Of all the great decisions you must make are knowing if you will pay off your debts or if you will choose to save.

Among the main risks of not paying your debts are the loss of property and bankruptcy, among others, according to The Money Advice Service. The most common debts are credit card debts, medical and student loans. There are others, such as personal loans, cell phone bills, utility bills, bank overdraft fees, car loans, payday loans, says Protecting Consumer Rights.

What would you do? With this great concern in mind, we offer both scenarios for you to evaluate and consider what your best option will be:


When to decide on the debt balance?

When to decide on the debt balance?

How much you have high interest debts. This is the main reason for deciding to settle your debts and that is that over time that interest will be greater. If your average annual percentage rate reaches double digits, you must pay this debt urgently, as this may affect your credit score.

On the other hand, if you have car loans or for studies, we advise you to pay them as soon as you can and / or follow the deadline established rigorously.
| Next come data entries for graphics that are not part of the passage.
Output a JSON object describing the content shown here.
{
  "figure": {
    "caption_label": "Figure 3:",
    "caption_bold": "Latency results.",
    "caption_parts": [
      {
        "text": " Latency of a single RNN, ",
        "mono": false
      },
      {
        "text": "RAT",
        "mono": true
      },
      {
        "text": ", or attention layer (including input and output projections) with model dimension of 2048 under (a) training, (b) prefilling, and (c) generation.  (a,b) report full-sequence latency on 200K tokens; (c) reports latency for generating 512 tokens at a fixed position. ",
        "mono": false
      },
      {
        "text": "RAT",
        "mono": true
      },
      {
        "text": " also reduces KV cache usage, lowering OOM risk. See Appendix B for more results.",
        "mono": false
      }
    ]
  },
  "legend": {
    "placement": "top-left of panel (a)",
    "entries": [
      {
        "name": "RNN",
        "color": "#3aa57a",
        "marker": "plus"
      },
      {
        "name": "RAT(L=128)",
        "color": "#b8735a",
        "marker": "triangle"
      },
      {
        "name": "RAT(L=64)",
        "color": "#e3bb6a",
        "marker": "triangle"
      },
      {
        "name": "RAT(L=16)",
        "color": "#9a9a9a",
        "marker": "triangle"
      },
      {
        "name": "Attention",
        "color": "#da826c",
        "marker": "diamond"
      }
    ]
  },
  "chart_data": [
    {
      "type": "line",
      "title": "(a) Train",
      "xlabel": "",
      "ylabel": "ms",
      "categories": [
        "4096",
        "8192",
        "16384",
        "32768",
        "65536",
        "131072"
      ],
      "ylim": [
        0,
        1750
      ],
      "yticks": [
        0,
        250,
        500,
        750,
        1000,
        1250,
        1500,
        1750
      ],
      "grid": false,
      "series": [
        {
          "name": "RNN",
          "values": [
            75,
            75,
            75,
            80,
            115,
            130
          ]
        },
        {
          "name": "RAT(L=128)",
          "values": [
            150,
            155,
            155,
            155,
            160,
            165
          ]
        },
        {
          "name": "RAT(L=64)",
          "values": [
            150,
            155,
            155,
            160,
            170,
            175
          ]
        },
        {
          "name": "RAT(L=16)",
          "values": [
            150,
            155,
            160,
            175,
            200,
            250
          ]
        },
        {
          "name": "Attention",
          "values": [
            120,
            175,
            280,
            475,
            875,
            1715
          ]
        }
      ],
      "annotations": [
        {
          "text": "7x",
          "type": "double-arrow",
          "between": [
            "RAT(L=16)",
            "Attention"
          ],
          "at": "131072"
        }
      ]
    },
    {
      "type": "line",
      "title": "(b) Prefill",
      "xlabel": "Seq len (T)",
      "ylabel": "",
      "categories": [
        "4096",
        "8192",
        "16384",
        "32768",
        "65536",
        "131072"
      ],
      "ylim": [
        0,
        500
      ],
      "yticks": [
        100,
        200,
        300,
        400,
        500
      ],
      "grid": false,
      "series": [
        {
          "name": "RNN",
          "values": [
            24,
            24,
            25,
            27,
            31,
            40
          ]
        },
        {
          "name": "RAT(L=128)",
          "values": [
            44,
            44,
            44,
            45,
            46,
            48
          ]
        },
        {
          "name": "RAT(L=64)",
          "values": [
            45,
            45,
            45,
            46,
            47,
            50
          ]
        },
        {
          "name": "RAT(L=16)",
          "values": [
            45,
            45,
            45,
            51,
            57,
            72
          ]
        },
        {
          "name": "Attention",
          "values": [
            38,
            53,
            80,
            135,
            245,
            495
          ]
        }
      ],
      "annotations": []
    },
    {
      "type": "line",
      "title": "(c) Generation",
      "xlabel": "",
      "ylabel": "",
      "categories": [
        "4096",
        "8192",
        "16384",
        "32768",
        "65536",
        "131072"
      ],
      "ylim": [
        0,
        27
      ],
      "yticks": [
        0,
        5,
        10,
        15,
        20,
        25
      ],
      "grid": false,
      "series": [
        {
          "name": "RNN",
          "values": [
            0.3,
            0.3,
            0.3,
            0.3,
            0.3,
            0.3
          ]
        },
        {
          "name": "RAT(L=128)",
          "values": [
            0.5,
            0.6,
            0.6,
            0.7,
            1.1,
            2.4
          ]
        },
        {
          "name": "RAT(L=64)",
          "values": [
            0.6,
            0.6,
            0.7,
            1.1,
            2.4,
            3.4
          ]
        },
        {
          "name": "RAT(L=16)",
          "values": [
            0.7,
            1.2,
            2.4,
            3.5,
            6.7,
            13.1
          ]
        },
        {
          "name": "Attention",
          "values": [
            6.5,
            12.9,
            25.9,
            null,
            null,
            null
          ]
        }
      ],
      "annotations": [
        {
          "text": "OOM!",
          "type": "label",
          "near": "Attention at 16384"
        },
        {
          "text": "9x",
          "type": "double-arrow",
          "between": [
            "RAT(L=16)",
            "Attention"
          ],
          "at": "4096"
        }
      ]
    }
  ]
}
In this way, you will keep your credit, you will save the interest paid and you can use that money in other goals.

Finally, if you got out of control and spent more than expected with your cards without thinking about the money you had. Do not let having a balance established on a credit card makes you take the expense to the top. Nor do you spend “blindly” without knowing if you will have that money; Spend what you have, not what you think you have.


When to decide to save?

save money

The savings option is essential if you do not have an emergency fund. Whether it is an unplanned arrangement of your car or house, some unforeseen or a medical emergency, all these situations are emergencies that can be sustained with a fund that you have saved for this purpose. Try to keep three months of common savings expenses in case something happens.

If you are thinking about how you will stay in the future, saving is the option. You should consider establishing a fund for your retirement account that allows you to save and contribute at the same time. It depends on the type of account you select, this money can grow so it would add to your financial mission in the future.

If your debts are under control and you have other dreams that involve a monetary sacrifice, the time has come to save. Be it your next vacation, a house or the establishment of your new business, saving that little money will help you achieve that long-awaited mission.

These are some ways in which you can answer the question: “settle debts or save?”. We encourage you to study your situation, evaluate your case and make a decision. What to do after making the decision? To take action. We recommend you take into account your monthly daily expenses, your debts and your main concerns in the financial future.

You are in time to build and maintain good financial health. Cheer up, organize yourself and achieve your dreams and your peace of mind, either by paying off debts or saving for the future.